比如身旁這位面紅耳赤氣鼓鼓嘟起嘴的美麗女孩。
“是短期租下認識的人的一家民戶住房哦,還帶有私人庭院呢,不過露天溫泉就不用想了,只有室內的大型浴池。”
竹井久略帶得意地笑著說道,全國大賽期間這種等級的居住條件可說是絕無僅有呢。
“咦, 不是在賓館嗎?”原村和心生疑惑,立時拋下情緒問道。
“啊,那個啊,話說回來……”竹井久沒正面回答,她臉上逐漸變得古怪的笑容讓宮永咲感覺不妙,“小咲自接任代理議會長以來也逐漸展現出學姐的威嚴了呢,狂熱的一年級小咲迷已經不只滿足於投投傾慕信這種程度,簡直像是電視劇裡不知什麽時候在哪定下婚約的未婚妻一樣不請自來地黏過來。”
“沒,沒有啦,久學姐是不是太誇張了。”
宮永咲苦笑著擺手說道,事實上她也知道久學姐語言中並沒有任何誇大的成分,在一起實行學生議會工作的小和大概也對此有所察覺。

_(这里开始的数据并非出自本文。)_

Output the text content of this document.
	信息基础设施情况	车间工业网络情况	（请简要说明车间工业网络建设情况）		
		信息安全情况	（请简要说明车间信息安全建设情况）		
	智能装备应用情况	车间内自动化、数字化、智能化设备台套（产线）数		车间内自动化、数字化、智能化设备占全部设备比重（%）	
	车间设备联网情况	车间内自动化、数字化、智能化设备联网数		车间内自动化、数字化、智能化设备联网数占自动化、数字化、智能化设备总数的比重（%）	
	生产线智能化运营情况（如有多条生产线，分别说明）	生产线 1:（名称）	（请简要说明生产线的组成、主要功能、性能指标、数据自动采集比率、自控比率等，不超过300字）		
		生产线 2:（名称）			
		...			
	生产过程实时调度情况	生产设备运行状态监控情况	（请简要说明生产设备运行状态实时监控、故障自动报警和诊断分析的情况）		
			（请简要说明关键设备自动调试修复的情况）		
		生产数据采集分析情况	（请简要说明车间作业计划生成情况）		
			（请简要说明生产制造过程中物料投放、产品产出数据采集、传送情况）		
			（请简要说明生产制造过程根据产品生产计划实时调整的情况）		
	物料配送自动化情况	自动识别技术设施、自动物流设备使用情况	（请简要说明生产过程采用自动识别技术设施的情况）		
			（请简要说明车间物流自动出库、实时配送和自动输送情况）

“因為我還沒有完全離任,在辦公室裡有發現哦,不過每當小和拿著資料走過去的時候那些孩子就會逃掉呢。”
竹井久俏皮地豎起食指繼續說道:“一定是因為小和在用可怕的眼神瞪別人。”
“我沒有必要這樣做。”原村和鎮定自若地應道。
“為什麽,難道不嫉妒神秘的同年生親昵地向小咲搭訕嗎?”
“請學姐不要再挖苦我了。”
原村和稍稍鼓起雙腮嗔怪地瞪了竹井久一眼。
果然在老謀深算的三年生面前,不管哪方面都很嫩的原村和,她表面上的鎮靜只能維持一句話的時間。
【雖然這麽想會有些失禮,但真是可愛呢。】
心下微微歎口氣,宮永咲不著痕跡地轉移了話題,或者確切地說是將話題糾正回位:“那麽,久學姐為什麽會選擇民房呢,活動經費足夠嗎?”